Property owners to get €40,000 grant to restore homes before leasing to local authorities

Dublin property owners who avail of a Government grant to refurbish vacant housing for renting will have their properties used to accommodate homeless people.

The €140 million Repair and Leasing Scheme allows local authorities to enter into long-term leases with owners of empty properties that are too run down to rent out.

Property owners can avail of a grant of up to €40,000 to bring their vacant houses and apartments up to standard. In return, they must sign up to a lease arrangement with their city or county council for a minimum of 10 years. The value of the repairs is offset incrementally against the rental income.

The scheme was announced last year as part of the Government's Rebuilding Housing Strategy and was run on a pilot basis in Waterford and Carlow. Last month, Minister for Housing Simon Coveney extended the scheme nationally.
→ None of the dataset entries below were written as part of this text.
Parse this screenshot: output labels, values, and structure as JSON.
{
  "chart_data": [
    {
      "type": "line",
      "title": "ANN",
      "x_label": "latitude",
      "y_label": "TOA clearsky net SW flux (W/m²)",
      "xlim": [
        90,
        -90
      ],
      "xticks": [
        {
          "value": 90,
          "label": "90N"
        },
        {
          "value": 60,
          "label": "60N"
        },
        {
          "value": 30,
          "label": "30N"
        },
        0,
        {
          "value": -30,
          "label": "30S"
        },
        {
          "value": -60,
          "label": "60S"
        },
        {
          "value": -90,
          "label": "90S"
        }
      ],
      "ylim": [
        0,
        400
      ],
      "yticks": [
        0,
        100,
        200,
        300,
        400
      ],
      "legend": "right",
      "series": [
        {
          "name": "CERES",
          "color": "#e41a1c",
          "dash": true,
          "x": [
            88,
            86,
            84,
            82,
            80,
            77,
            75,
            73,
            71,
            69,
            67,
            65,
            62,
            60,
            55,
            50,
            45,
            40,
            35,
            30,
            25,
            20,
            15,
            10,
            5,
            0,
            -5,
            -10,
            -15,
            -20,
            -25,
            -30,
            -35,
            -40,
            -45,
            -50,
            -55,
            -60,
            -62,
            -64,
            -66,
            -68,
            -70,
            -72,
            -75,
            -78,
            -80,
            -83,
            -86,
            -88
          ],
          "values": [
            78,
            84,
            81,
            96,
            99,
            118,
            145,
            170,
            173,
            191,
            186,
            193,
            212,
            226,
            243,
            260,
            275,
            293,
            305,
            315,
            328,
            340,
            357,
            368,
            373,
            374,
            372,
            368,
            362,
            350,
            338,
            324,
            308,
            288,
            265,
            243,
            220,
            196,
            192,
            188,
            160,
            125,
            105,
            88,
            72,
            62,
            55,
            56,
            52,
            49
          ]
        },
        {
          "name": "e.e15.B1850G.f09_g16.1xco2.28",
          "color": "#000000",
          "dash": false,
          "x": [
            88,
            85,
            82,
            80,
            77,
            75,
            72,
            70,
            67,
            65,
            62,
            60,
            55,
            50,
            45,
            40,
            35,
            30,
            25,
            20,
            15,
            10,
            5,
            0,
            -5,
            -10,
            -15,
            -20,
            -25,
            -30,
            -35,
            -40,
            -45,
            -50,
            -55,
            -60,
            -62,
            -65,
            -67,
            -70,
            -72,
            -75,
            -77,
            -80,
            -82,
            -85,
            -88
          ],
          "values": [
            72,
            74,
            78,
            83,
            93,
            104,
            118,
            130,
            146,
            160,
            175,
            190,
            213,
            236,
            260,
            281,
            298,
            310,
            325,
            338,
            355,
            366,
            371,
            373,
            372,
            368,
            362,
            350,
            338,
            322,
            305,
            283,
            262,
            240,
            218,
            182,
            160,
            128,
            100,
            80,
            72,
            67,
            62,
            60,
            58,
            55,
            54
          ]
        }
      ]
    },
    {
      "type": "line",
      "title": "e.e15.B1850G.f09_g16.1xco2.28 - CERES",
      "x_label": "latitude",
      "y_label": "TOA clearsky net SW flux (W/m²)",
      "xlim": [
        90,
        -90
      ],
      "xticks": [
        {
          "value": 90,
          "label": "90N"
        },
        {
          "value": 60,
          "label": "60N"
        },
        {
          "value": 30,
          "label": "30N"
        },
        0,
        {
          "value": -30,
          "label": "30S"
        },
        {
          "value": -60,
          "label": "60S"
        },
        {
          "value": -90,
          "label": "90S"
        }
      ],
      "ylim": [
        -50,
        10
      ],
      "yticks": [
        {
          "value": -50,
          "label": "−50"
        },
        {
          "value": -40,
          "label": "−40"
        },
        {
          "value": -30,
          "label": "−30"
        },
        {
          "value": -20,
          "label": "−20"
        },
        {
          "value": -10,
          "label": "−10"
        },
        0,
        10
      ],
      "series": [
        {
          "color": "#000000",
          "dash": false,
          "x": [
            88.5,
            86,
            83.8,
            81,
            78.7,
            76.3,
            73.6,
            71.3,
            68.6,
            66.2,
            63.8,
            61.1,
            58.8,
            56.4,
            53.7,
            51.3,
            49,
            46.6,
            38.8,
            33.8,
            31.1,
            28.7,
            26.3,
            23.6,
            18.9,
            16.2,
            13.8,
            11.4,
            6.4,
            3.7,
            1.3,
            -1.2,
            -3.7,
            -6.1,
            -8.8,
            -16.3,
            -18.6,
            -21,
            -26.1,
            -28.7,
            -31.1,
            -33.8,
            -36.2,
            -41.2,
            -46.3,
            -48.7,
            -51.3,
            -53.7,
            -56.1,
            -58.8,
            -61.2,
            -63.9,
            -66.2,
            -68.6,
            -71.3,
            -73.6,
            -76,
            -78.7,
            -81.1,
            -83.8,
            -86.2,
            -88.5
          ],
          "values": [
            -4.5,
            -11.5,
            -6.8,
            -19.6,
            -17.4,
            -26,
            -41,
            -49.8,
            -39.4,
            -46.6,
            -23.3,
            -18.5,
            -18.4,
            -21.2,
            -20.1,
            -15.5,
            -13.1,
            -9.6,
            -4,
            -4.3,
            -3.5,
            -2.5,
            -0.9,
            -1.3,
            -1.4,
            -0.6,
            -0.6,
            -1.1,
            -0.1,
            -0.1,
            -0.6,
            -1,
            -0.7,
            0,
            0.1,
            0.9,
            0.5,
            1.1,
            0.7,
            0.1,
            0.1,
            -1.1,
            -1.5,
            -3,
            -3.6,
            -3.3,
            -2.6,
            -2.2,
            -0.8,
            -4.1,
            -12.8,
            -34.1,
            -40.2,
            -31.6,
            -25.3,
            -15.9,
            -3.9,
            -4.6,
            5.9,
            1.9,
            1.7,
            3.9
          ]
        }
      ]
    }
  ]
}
Dublin City Council has decided to deliver the scheme at arms length, by using approved housing bodies to enter into agreements with landlords. In a letter to the housing charities, the council said it had decided to use most of the housing secured for homeless families and individuals.

Six zones

The council plans to split the city into six zones and offer each zone to a different charity to “seek out property owners who may be interested in availing of the scheme and to take on a suitable lease”.

Peter McVerry Trust chief executive Pat Doyle said empty homes offered "quick wins at a time of acute need" for homeless people and that he hoped other local authorities would follow suit.

A fund of €32 million has been allocated to the scheme this year with a target of bringing 800 homes into use. More than 20,000 apartments and houses, excluding holiday homes, are vacant in Dublin city and suburbs, according to the 2016 census.